I’ve just started working on this, and in addition to being pretty excited about it for how it will no doubt change me personally, I just know this is the way forward for what vagina vérité can become.
We need access to each other’s experiences: women’s bodylife stories, information and services. It needs to be easy, safe and universally accessible. Don’t you think?
I have wanted to do this for a long time.
To create welcoming, open-minded, safe spaces for the exploration of uncomfortable, not-openly discussed and often taboo subjects that comprise much of what is normal life for women.
I started the project back in 2000, and very quickly, even before I shot the first v-portrait, so many topics came up. About our public lives and our private lives.

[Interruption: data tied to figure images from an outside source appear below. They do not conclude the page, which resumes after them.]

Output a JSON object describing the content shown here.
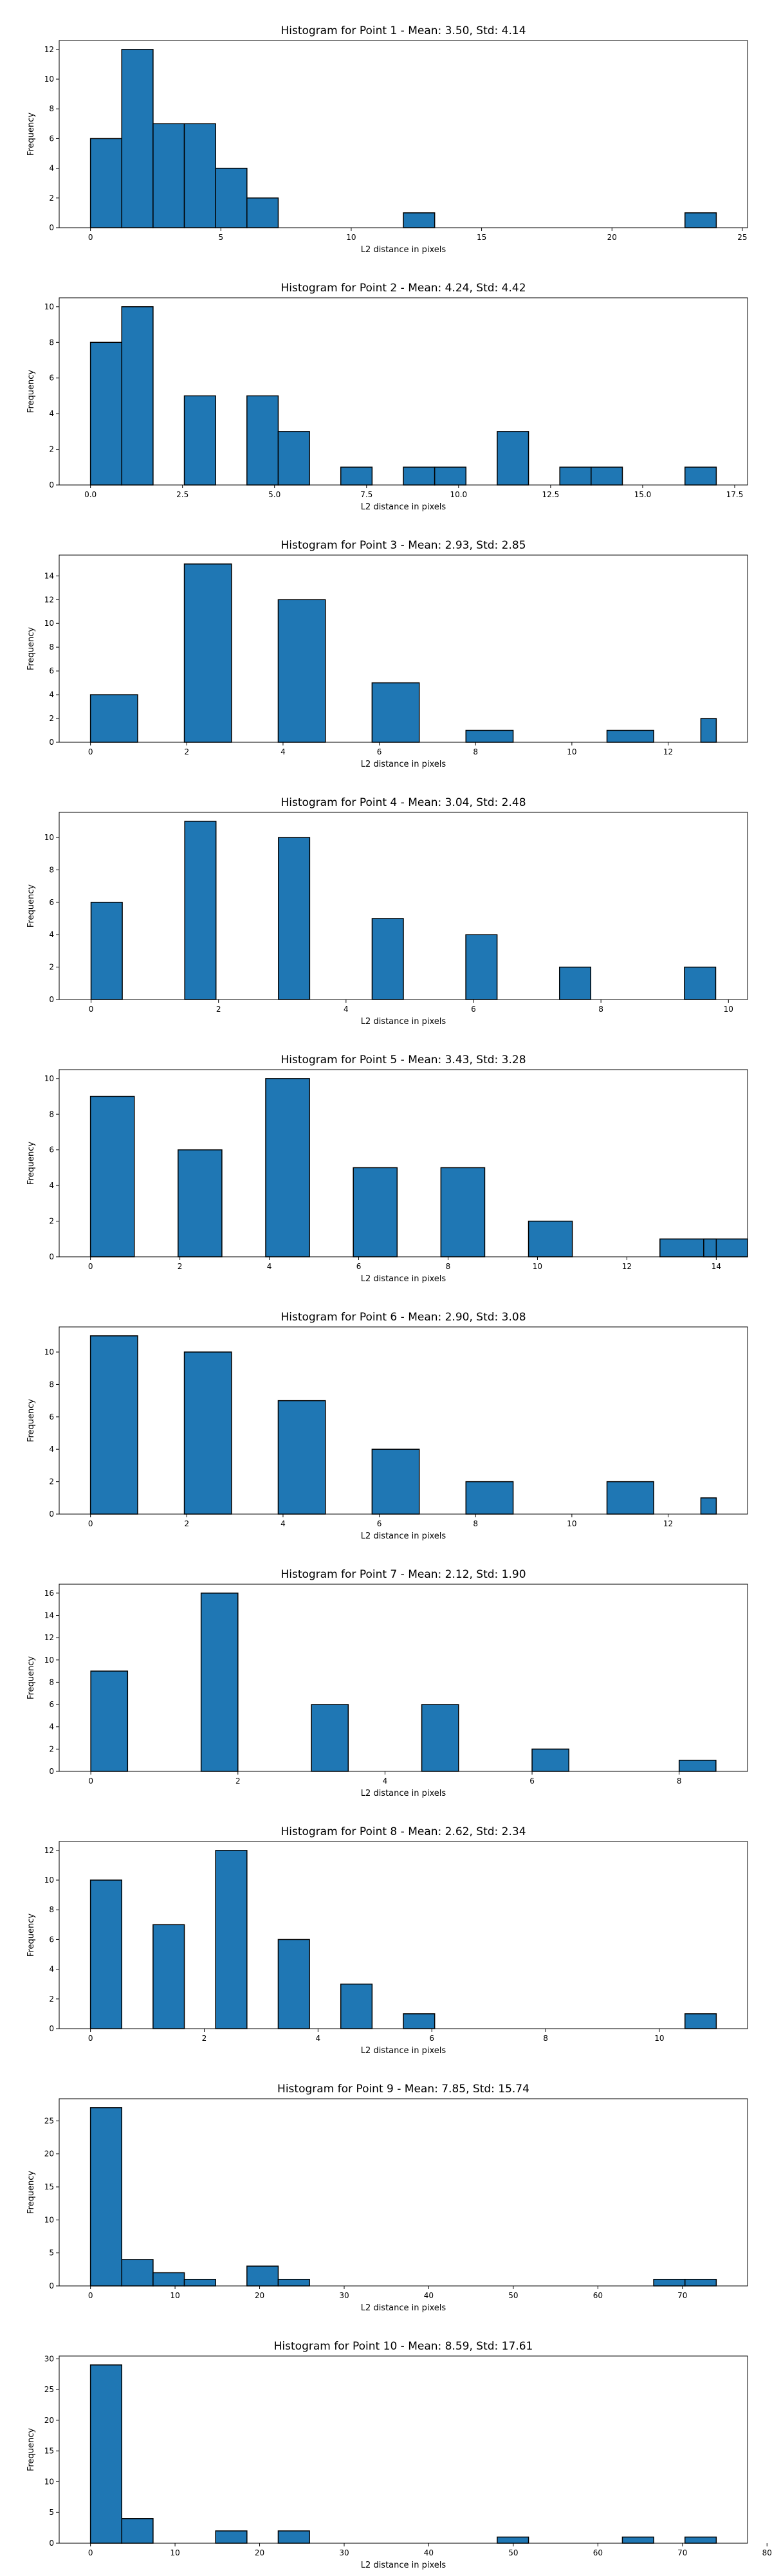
{
  "colors": {
    "bar_fill": "#1f77b4",
    "bar_edge": "#000000",
    "axes": "#000000",
    "background": "#ffffff"
  },
  "chart_data": [
    {
      "type": "bar",
      "title": "Histogram for Point 1 - Mean: 3.50, Std: 4.14",
      "xlabel": "L2 distance in pixels",
      "ylabel": "Frequency",
      "xlim": [
        -1.2,
        25.2
      ],
      "ylim": [
        0,
        12.6
      ],
      "xticks": [
        0,
        5,
        10,
        15,
        20,
        25
      ],
      "xtick_labels": [
        "0",
        "5",
        "10",
        "15",
        "20",
        "25"
      ],
      "yticks": [
        0,
        2,
        4,
        6,
        8,
        10,
        12
      ],
      "bins": [
        [
          0,
          1.2,
          6
        ],
        [
          1.2,
          2.4,
          12
        ],
        [
          2.4,
          3.6,
          7
        ],
        [
          3.6,
          4.8,
          7
        ],
        [
          4.8,
          6.0,
          4
        ],
        [
          6.0,
          7.2,
          2
        ],
        [
          12.0,
          13.2,
          1
        ],
        [
          22.8,
          24.0,
          1
        ]
      ]
    },
    {
      "type": "bar",
      "title": "Histogram for Point 2 - Mean: 4.24, Std: 4.42",
      "xlabel": "L2 distance in pixels",
      "ylabel": "Frequency",
      "xlim": [
        -0.85,
        17.85
      ],
      "ylim": [
        0,
        10.5
      ],
      "xticks": [
        0,
        2.5,
        5,
        7.5,
        10,
        12.5,
        15,
        17.5
      ],
      "xtick_labels": [
        "0.0",
        "2.5",
        "5.0",
        "7.5",
        "10.0",
        "12.5",
        "15.0",
        "17.5"
      ],
      "yticks": [
        0,
        2,
        4,
        6,
        8,
        10
      ],
      "bins": [
        [
          0,
          0.85,
          8
        ],
        [
          0.85,
          1.7,
          10
        ],
        [
          2.55,
          3.4,
          5
        ],
        [
          4.25,
          5.1,
          5
        ],
        [
          5.1,
          5.95,
          3
        ],
        [
          6.8,
          7.65,
          1
        ],
        [
          8.5,
          9.35,
          1
        ],
        [
          9.35,
          10.2,
          1
        ],
        [
          11.05,
          11.9,
          3
        ],
        [
          12.75,
          13.6,
          1
        ],
        [
          13.6,
          14.45,
          1
        ],
        [
          16.15,
          17.0,
          1
        ]
      ]
    },
    {
      "type": "bar",
      "title": "Histogram for Point 3 - Mean: 2.93, Std: 2.85",
      "xlabel": "L2 distance in pixels",
      "ylabel": "Frequency",
      "xlim": [
        -0.65,
        13.65
      ],
      "ylim": [
        0,
        15.75
      ],
      "xticks": [
        0,
        2,
        4,
        6,
        8,
        10,
        12
      ],
      "xtick_labels": [
        "0",
        "2",
        "4",
        "6",
        "8",
        "10",
        "12"
      ],
      "yticks": [
        0,
        2,
        4,
        6,
        8,
        10,
        12,
        14
      ],
      "bins": [
        [
          0,
          0.98,
          4
        ],
        [
          1.95,
          2.93,
          15
        ],
        [
          3.9,
          4.88,
          12
        ],
        [
          5.85,
          6.83,
          5
        ],
        [
          7.8,
          8.78,
          1
        ],
        [
          10.73,
          11.7,
          1
        ],
        [
          12.68,
          13.0,
          2
        ]
      ]
    },
    {
      "type": "bar",
      "title": "Histogram for Point 4 - Mean: 3.04, Std: 2.48",
      "xlabel": "L2 distance in pixels",
      "ylabel": "Frequency",
      "xlim": [
        -0.5,
        10.3
      ],
      "ylim": [
        0,
        11.55
      ],
      "xticks": [
        0,
        2,
        4,
        6,
        8,
        10
      ],
      "xtick_labels": [
        "0",
        "2",
        "4",
        "6",
        "8",
        "10"
      ],
      "yticks": [
        0,
        2,
        4,
        6,
        8,
        10
      ],
      "bins": [
        [
          0,
          0.49,
          6
        ],
        [
          1.47,
          1.96,
          11
        ],
        [
          2.94,
          3.43,
          10
        ],
        [
          4.41,
          4.9,
          5
        ],
        [
          5.88,
          6.37,
          4
        ],
        [
          7.35,
          7.84,
          2
        ],
        [
          9.31,
          9.8,
          2
        ]
      ]
    },
    {
      "type": "bar",
      "title": "Histogram for Point 5 - Mean: 3.43, Std: 3.28",
      "xlabel": "L2 distance in pixels",
      "ylabel": "Frequency",
      "xlim": [
        -0.7,
        14.7
      ],
      "ylim": [
        0,
        10.5
      ],
      "xticks": [
        0,
        2,
        4,
        6,
        8,
        10,
        12,
        14
      ],
      "xtick_labels": [
        "0",
        "2",
        "4",
        "6",
        "8",
        "10",
        "12",
        "14"
      ],
      "yticks": [
        0,
        2,
        4,
        6,
        8,
        10
      ],
      "bins": [
        [
          0,
          0.98,
          9
        ],
        [
          1.96,
          2.94,
          6
        ],
        [
          3.92,
          4.9,
          10
        ],
        [
          5.88,
          6.86,
          5
        ],
        [
          7.84,
          8.82,
          5
        ],
        [
          9.8,
          10.78,
          2
        ],
        [
          13.72,
          14.7,
          1
        ],
        [
          12.74,
          13.72,
          1
        ],
        [
          13.72,
          14.0,
          1
        ]
      ]
    },
    {
      "type": "bar",
      "title": "Histogram for Point 6 - Mean: 2.90, Std: 3.08",
      "xlabel": "L2 distance in pixels",
      "ylabel": "Frequency",
      "xlim": [
        -0.65,
        13.65
      ],
      "ylim": [
        0,
        11.55
      ],
      "xticks": [
        0,
        2,
        4,
        6,
        8,
        10,
        12
      ],
      "xtick_labels": [
        "0",
        "2",
        "4",
        "6",
        "8",
        "10",
        "12"
      ],
      "yticks": [
        0,
        2,
        4,
        6,
        8,
        10
      ],
      "bins": [
        [
          0,
          0.98,
          11
        ],
        [
          1.95,
          2.93,
          10
        ],
        [
          3.9,
          4.88,
          7
        ],
        [
          5.85,
          6.83,
          4
        ],
        [
          7.8,
          8.78,
          2
        ],
        [
          10.73,
          11.7,
          2
        ],
        [
          12.68,
          13.0,
          1
        ]
      ]
    },
    {
      "type": "bar",
      "title": "Histogram for Point 7 - Mean: 2.12, Std: 1.90",
      "xlabel": "L2 distance in pixels",
      "ylabel": "Frequency",
      "xlim": [
        -0.43,
        8.93
      ],
      "ylim": [
        0,
        16.8
      ],
      "xticks": [
        0,
        2,
        4,
        6,
        8
      ],
      "xtick_labels": [
        "0",
        "2",
        "4",
        "6",
        "8"
      ],
      "yticks": [
        0,
        2,
        4,
        6,
        8,
        10,
        12,
        14,
        16
      ],
      "bins": [
        [
          0,
          0.5,
          9
        ],
        [
          1.5,
          2.0,
          16
        ],
        [
          3.0,
          3.5,
          6
        ],
        [
          4.5,
          5.0,
          6
        ],
        [
          6.0,
          6.5,
          2
        ],
        [
          8.0,
          8.5,
          1
        ]
      ]
    },
    {
      "type": "bar",
      "title": "Histogram for Point 8 - Mean: 2.62, Std: 2.34",
      "xlabel": "L2 distance in pixels",
      "ylabel": "Frequency",
      "xlim": [
        -0.55,
        11.55
      ],
      "ylim": [
        0,
        12.6
      ],
      "xticks": [
        0,
        2,
        4,
        6,
        8,
        10
      ],
      "xtick_labels": [
        "0",
        "2",
        "4",
        "6",
        "8",
        "10"
      ],
      "yticks": [
        0,
        2,
        4,
        6,
        8,
        10,
        12
      ],
      "bins": [
        [
          0,
          0.55,
          10
        ],
        [
          1.1,
          1.65,
          7
        ],
        [
          2.2,
          2.75,
          12
        ],
        [
          3.3,
          3.85,
          6
        ],
        [
          4.4,
          4.95,
          3
        ],
        [
          5.5,
          6.05,
          1
        ],
        [
          10.45,
          11.0,
          1
        ]
      ]
    },
    {
      "type": "bar",
      "title": "Histogram for Point 9 - Mean: 7.85, Std: 15.74",
      "xlabel": "L2 distance in pixels",
      "ylabel": "Frequency",
      "xlim": [
        -3.7,
        77.7
      ],
      "ylim": [
        0,
        28.35
      ],
      "xticks": [
        0,
        10,
        20,
        30,
        40,
        50,
        60,
        70
      ],
      "xtick_labels": [
        "0",
        "10",
        "20",
        "30",
        "40",
        "50",
        "60",
        "70"
      ],
      "yticks": [
        0,
        5,
        10,
        15,
        20,
        25
      ],
      "bins": [
        [
          0,
          3.7,
          27
        ],
        [
          3.7,
          7.4,
          4
        ],
        [
          7.4,
          11.1,
          2
        ],
        [
          11.1,
          14.8,
          1
        ],
        [
          18.5,
          22.2,
          3
        ],
        [
          22.2,
          25.9,
          1
        ],
        [
          66.6,
          70.3,
          1
        ],
        [
          70.3,
          74.0,
          1
        ]
      ]
    },
    {
      "type": "bar",
      "title": "Histogram for Point 10 - Mean: 8.59, Std: 17.61",
      "xlabel": "L2 distance in pixels",
      "ylabel": "Frequency",
      "xlim": [
        -3.7,
        77.7
      ],
      "ylim": [
        0,
        30.45
      ],
      "xticks": [
        0,
        10,
        20,
        30,
        40,
        50,
        60,
        70,
        80
      ],
      "xtick_labels": [
        "0",
        "10",
        "20",
        "30",
        "40",
        "50",
        "60",
        "70",
        "80"
      ],
      "yticks": [
        0,
        5,
        10,
        15,
        20,
        25,
        30
      ],
      "bins": [
        [
          0,
          3.7,
          29
        ],
        [
          3.7,
          7.4,
          4
        ],
        [
          14.8,
          18.5,
          2
        ],
        [
          22.2,
          25.9,
          2
        ],
        [
          48.1,
          51.8,
          1
        ],
        [
          62.9,
          66.6,
          1
        ],
        [
          70.3,
          74.0,
          1
        ]
      ]
    }
  ]
}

I tried to organize them in the container of the website, established each section to get filled in over time (you can see the ending Tables of Contents in the screenshots above), but I was endlessly worrying about how to do it, about not being an expert—or much of a researcher, and really uncomfortable opening up subjects that I didn’t know much about. Afraid of failing women who were having a harder time than I was with their bodies, with health and wellbeing, with discrimination, and objectification, and violence. I so wanted to get it right, to do it the way someone who knows things I don’t know would do it. Someone who has the skills of a researcher-journalist-cultural-commentator-pundit writer, or at least the snappy confidence that others have when they write or say these grand-sweeping or sparkling-quippy things, and everyone nods would do it. Stuck in the conversation going on in my head…I worked on it less and less, with a full stop in 2013. sigh.
Stopping was good in that I really didn’t know where I was headed by then. I just couldn’t see through all the voices in my head. Some of them though, were bugging me to keep going. Eventually, I lived my way to a place where the shrill critiquers are being outdone by the persistent c’mon already! voice of the underdog lover of openness, of showing up as is. You really never know how things will go, or how long they’ll take. Often, it’s hard to see what matters.
I haven’t gotten any better at any of the things I thought were so important. I have worked on other things though, and we’ll get to all that as we go.